Es ist eine Zeit der Zumutungen. Wer die Weltlage betrachtet, sieht nicht nur ein Problem, sondern viele: Krieg, Klimakrise, Migrationsdruck, digitale Umbrüche und ein wachsendes Misstrauen gegenüber Institutionen. Die Gleichzeitigkeit all dieser Krisen erzeugt eine Erschöpfung, die in der Gesellschaft tief wirkt. Und sie stellt die demokratische Politik auf die Probe.
Wolfgang Thierse, früherer Bundestagspräsident, nennt diese Gleichzeitigkeit „unerhört viel“. Im Gespräch mit ihm wird deutlich, wie sehr sich diese Verdichtung von Krisen auf die demokratische Kultur auswirkt. „Wir erleben Zeiten, die ziemlich brutal sind“, sagt Thierse. Und weiter: „Politik kann diese Probleme nicht so schnell bewältigen, wie eine ungeduldige, verunsicherte Menschheit es sich wünscht.“
In solchen Momenten ist es besonders schwer, zu regieren. Und doch erwarten viele Bürgerinnen und Bürger schnelle Lösungen, klare Aussagen, am besten: einfache Antworten. Doch Demokratie funktioniert anders. Sie ist langsam, umständlich, voller Kompromisse. Sie ist eben keine autoritäre Maschine zur schnellen Beruhigung kollektiver Angst.
Die Versuchung der einfachen Wahrheit
Gerade das macht sie in Zeiten wie diesen angreifbar. Populisten leben von der Behauptung, man müsse sich nur trauen, hart durchzugreifen. Der starke Mann, der den gordischen Knoten durchschlägt – diese Figur erlebt eine Renaissance. Der Preis wäre hoch: den Verlust dessen, was in Europa mühsam errungen wurde.
„Die Sehnsucht nach der einfachen, klaren Antwort ist riesengroß geworden“, sagt Thierse. Und er warnt: „Das ist ein hochgefährliches Moment für die Demokratie.“ Wer das Fremde fürchtet, wer Komplexität ablehnt, ist anfällig für jene, die einfache Lösungen versprechen. Dass die AfD damit Erfolg hat, wundert Thierse nicht. „Sie profitieren von der Erschöpfung und dem Unwillen zur Veränderung.“
Dabei gerät auch der demokratische Diskurs zunehmend unter Druck. In sozialen Netzwerken entstehen Echokammern, in denen sich Vorurteile bestätigen und Wirklichkeitswahrnehmungen zersetzen. „Demokratie lebt davon, dass die Gesellschaft eine ungefähre gemeinsame Wirklichkeitswahrnehmung hat“, sagt Thierse. „Wenn das verloren geht, wird Debatte unmöglich.“
Politik ist keine Dienstleistung
In Gesprächen über Politik zeigt sich oft ein tiefes Missverständnis: Viele erwarten von der Demokratie, sie möge Probleme lösen wie ein Dienstleister. Doch Demokratie ist kein Lieferdienst für perfekte Entscheidungen. Sie ist ein Angebot zur Mitgestaltung. Ihre Wirksamkeit hängt davon ab, ob Menschen sich beteiligen – nicht nur mit Forderungen, sondern mit Verantwortung.

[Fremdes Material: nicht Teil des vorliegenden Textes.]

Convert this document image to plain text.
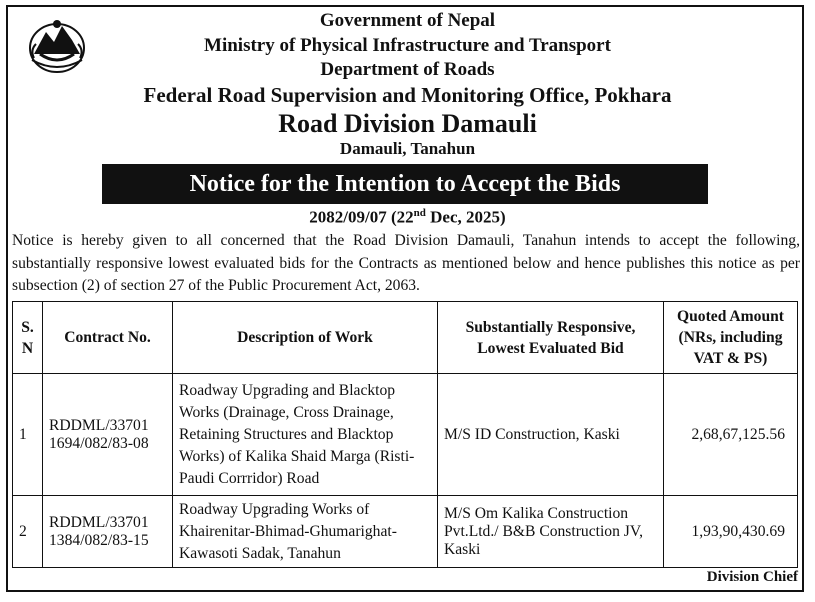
Government of Nepal
Ministry of Physical Infrastructure and Transport
Department of Roads
Federal Road Supervision and Monitoring Office, Pokhara
Road Division Damauli
Damauli, Tanahun
Notice for the Intention to Accept the Bids
2082/09/07 (22nd Dec, 2025)

Notice is hereby given to all concerned that the Road Division Damauli, Tanahun intends to accept the following, substantially responsive lowest evaluated bids for the Contracts as mentioned below and hence publishes this notice as per subsection (2) of section 27 of the Public Procurement Act, 2063.

S. N	Contract No.	Description of Work	Substantially Responsive, Lowest Evaluated Bid	Quoted Amount (NRs, including VAT & PS)
1	RDDML/33701 1694/082/83-08	Roadway Upgrading and Blacktop Works (Drainage, Cross Drainage, Retaining Structures and Blacktop Works) of Kalika Shaid Marga (Risti-Paudi Corrridor) Road	M/S ID Construction, Kaski	2,68,67,125.56
2	RDDML/33701 1384/082/83-15	Roadway Upgrading Works of Khairenitar-Bhimad-Ghumarighat-Kawasoti Sadak, Tanahun	M/S Om Kalika Construction Pvt.Ltd./ B&B Construction JV, Kaski	1,93,90,430.69
Division Chief
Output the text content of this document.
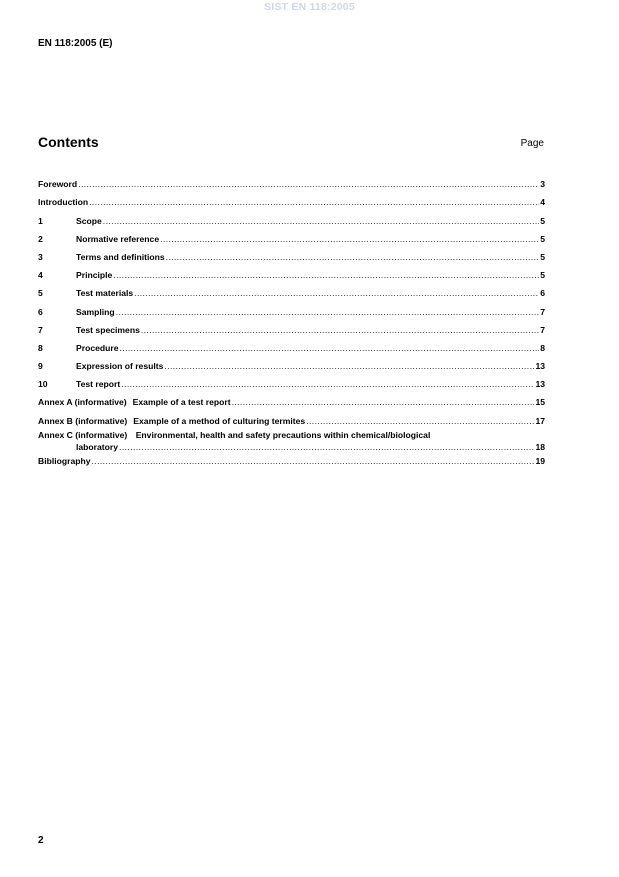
SIST EN 118:2005
EN 118:2005 (E)
Contents	Page
Foreword .....	3
Introduction .....	4
1	Scope .....	5
2	Normative reference .....	5
3	Terms and definitions .....	5
4	Principle .....	5
5	Test materials .....	6
6	Sampling .....	7
7	Test specimens .....	7
8	Procedure .....	8
9	Expression of results .....	13
10	Test report .....	13
Annex A (informative) Example of a test report .....	15
Annex B (informative) Example of a method of culturing termites .....	17
Annex C (informative) Environmental, health and safety precautions within chemical/biological
laboratory .....	18
Bibliography .....	19
2
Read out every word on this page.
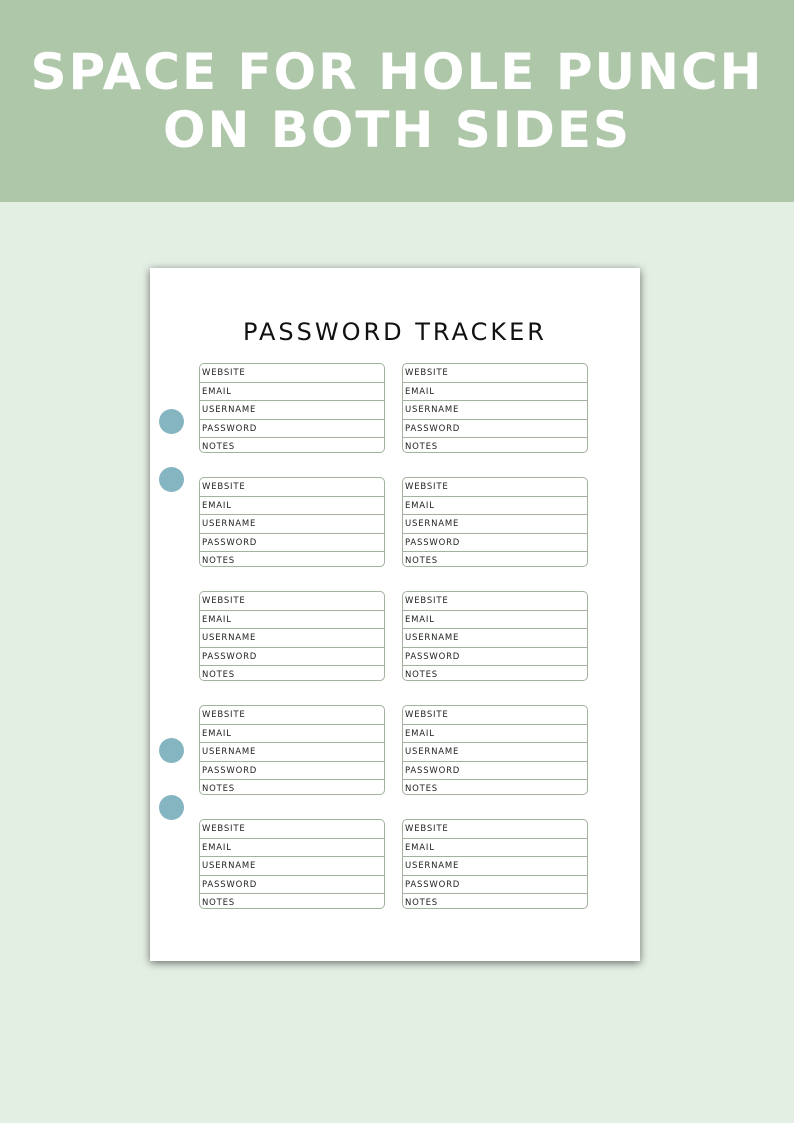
SPACE FOR HOLE PUNCH
ON BOTH SIDES
PASSWORD TRACKER
WEBSITE
EMAIL
USERNAME
PASSWORD
NOTES
WEBSITE
EMAIL
USERNAME
PASSWORD
NOTES
WEBSITE
EMAIL
USERNAME
PASSWORD
NOTES
WEBSITE
EMAIL
USERNAME
PASSWORD
NOTES
WEBSITE
EMAIL
USERNAME
PASSWORD
NOTES
WEBSITE
EMAIL
USERNAME
PASSWORD
NOTES
WEBSITE
EMAIL
USERNAME
PASSWORD
NOTES
WEBSITE
EMAIL
USERNAME
PASSWORD
NOTES
WEBSITE
EMAIL
USERNAME
PASSWORD
NOTES
WEBSITE
EMAIL
USERNAME
PASSWORD
NOTES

Viele fühlen sich sprachlich bevormundet. Nicht weil sie ihre Meinung nicht sagen dürften – sondern weil sie glauben, dafür sofort als reaktionär abgestempelt zu werden.
Wolfgang Thierse
Gerade das ist unbequem. Denn es bedeutet: Probleme lassen sich nicht ohne Veränderung lösen. Und Veränderung tut weh. Das gilt für Sozialreformen ebenso wie für Klimaschutz, für Migration ebenso wie für Bildung. Wer all das will, darf nicht glauben, dass es ohne Zumutung geht.
Thierse beobachtet dabei auch ein Missverhältnis in der politischen Kommunikation: „Es gibt in der Kommunikation zwischen Politikern und Bürgern eine eigentümliche Vorwurfsdistanz“, sagt er. „Demokratie lebt aber vom Gespräch von Bürger zu Bürger, von Nachbar zu Nachbar.“ Und er erinnert daran, dass auch der Sozialstaat eine gemeinsame Leistung sei: eine europäische Errungenschaft, keine Selbstverständlichkeit.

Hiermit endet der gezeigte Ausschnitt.